One Ottawa city councillor says he wants retailers to pay when their shopping carts have to be cleaned up from city streets.

Beacon Hill-Cyrville councillor Tim Tierney said some shoppers are using carts to take their purchases home, then abandoning them – littering the landscape and posing a safety risk to motorists.

Tierney said city crews are left to clean up the carts and return them at taxpayers' expense.

"We have to go out and we have to take those carts. . . back to a lot of these retail locations just to make sure nothing happens," he said. "We don't want those pushed out into traffic, we don't want to have any safety issues."

He said he has put forth a motion to charge stores $20 each to get them back.

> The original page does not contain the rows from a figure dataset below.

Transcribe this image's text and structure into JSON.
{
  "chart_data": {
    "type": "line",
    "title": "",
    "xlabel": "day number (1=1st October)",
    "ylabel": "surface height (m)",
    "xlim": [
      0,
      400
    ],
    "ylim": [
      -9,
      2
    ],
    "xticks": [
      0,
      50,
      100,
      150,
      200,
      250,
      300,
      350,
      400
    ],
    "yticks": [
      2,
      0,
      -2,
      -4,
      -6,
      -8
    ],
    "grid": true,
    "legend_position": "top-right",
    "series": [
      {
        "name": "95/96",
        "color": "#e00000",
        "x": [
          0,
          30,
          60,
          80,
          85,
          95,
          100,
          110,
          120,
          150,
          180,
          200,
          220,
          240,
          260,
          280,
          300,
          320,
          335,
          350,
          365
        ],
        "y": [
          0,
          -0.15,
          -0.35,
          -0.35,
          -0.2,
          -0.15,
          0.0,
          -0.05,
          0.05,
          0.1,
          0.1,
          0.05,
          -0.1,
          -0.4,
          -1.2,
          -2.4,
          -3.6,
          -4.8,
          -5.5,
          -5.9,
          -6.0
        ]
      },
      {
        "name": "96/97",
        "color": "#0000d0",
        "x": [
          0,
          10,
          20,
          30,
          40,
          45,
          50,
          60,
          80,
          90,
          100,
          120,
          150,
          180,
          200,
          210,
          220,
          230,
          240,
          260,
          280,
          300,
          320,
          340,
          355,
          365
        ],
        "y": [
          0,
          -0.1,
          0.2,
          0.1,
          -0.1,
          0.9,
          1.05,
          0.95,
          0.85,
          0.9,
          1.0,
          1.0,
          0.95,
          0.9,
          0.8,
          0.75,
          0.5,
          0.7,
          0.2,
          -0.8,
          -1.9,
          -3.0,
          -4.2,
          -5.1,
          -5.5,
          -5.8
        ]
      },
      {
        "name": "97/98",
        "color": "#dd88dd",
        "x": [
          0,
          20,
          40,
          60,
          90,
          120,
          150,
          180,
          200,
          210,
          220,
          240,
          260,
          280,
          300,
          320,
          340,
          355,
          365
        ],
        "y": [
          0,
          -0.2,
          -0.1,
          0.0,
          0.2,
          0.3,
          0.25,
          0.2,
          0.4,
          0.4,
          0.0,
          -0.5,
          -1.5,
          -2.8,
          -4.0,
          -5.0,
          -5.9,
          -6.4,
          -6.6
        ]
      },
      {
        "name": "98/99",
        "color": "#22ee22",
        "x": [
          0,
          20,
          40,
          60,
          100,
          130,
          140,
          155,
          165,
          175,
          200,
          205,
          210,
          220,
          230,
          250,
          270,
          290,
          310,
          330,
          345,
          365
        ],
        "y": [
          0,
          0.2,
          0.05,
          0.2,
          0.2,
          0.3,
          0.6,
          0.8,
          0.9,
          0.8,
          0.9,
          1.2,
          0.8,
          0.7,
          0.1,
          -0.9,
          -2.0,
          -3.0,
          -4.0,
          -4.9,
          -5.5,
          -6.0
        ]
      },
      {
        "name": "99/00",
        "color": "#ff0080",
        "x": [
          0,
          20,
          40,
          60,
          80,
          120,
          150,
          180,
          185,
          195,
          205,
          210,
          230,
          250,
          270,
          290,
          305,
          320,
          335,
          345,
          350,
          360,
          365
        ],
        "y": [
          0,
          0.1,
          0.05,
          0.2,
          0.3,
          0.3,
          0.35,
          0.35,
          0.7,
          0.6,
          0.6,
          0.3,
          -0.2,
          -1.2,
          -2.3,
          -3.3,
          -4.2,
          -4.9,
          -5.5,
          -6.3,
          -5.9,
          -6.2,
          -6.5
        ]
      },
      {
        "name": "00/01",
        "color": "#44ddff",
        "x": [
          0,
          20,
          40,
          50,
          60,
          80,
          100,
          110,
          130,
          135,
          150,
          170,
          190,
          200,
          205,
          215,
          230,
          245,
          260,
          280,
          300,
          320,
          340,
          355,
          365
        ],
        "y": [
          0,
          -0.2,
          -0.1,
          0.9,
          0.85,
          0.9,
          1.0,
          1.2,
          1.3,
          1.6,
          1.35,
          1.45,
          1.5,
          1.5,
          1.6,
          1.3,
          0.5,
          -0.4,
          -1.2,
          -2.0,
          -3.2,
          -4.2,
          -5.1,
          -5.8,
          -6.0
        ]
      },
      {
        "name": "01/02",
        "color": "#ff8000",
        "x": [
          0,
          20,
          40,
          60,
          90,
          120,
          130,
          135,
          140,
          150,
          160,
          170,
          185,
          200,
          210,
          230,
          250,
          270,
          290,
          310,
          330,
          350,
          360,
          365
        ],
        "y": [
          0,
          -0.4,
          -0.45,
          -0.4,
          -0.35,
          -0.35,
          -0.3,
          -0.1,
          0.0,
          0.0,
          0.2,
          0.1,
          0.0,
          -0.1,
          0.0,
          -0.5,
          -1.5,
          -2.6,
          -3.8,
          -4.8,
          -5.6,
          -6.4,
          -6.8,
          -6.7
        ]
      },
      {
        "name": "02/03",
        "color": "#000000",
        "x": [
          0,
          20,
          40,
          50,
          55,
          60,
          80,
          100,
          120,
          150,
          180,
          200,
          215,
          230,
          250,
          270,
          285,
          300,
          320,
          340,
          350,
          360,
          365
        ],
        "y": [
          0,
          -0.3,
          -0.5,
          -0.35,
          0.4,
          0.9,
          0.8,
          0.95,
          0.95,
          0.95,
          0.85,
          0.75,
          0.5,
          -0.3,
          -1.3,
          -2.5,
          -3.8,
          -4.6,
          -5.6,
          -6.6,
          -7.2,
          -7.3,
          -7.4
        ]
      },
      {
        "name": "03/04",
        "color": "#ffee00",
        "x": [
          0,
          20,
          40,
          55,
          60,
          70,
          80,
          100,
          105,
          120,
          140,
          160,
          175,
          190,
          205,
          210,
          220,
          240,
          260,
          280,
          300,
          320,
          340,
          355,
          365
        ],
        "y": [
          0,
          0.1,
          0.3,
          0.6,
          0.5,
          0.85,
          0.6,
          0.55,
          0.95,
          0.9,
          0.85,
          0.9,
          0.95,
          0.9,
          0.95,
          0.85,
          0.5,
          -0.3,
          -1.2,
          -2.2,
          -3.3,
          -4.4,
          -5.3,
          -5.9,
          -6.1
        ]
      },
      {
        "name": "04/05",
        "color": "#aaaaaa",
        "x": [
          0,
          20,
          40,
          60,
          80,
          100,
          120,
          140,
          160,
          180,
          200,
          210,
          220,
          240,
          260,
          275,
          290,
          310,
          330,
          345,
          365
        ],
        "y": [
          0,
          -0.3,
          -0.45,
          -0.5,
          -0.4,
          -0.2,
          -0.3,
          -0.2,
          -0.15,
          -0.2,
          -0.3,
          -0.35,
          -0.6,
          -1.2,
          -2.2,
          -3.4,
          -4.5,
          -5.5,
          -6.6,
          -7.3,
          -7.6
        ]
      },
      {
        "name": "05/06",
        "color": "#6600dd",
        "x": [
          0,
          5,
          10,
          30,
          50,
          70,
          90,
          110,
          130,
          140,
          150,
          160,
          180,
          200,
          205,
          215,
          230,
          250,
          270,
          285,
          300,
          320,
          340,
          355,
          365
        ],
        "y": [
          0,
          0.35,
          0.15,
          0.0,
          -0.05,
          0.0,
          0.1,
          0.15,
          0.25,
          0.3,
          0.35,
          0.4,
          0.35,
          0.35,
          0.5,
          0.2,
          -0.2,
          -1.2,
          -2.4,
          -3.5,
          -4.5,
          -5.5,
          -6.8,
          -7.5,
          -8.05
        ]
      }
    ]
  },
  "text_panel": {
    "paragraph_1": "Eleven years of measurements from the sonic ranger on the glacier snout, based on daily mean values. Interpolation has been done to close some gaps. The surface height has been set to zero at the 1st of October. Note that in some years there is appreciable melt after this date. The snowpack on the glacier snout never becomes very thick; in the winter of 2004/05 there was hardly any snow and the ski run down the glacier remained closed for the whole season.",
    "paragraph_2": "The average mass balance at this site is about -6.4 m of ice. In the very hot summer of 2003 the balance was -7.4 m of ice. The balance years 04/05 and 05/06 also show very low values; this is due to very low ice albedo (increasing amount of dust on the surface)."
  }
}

"We're penalizing businesses or we're penalizing the taxpayer, and I work for the taxpayer," he said.

CTV Ottawa found dozens of carts lying on the ground at Jasmine Crescent in east Ottawa, near the Gloucester Centre shopping mall and other retailers.

"The whole community, the whole area looks like a junkyard," one shopper said.

"That's not right because the rest of us that are shopping in the store expect the carts to be there," added another.

Some stores said they can lose more than 100 carts a year.

"Well, customers that come in to do shopping, they don't have a vehicle to come home with so they decide to load up the cart and walk it home," said Canadian Tire manager Glen Anderson.

Some stories said they'd feel like they'd been robbed twice if they had to pay to get them back.

"We're already losing $150 to $200 a cart and if they're implementing a $20 fee to return them it's just an added cost to something that we have no control over," Anderson said, who called it "ridiculous."

Retailers said the costs to protect carts are too expensive – installing an electric fence that locks their wheels or making carts coin-operated.

They said they're appealing for customers to bring their carts back, as if they're fined or have to buy new carts the cost will be passed on to consumers.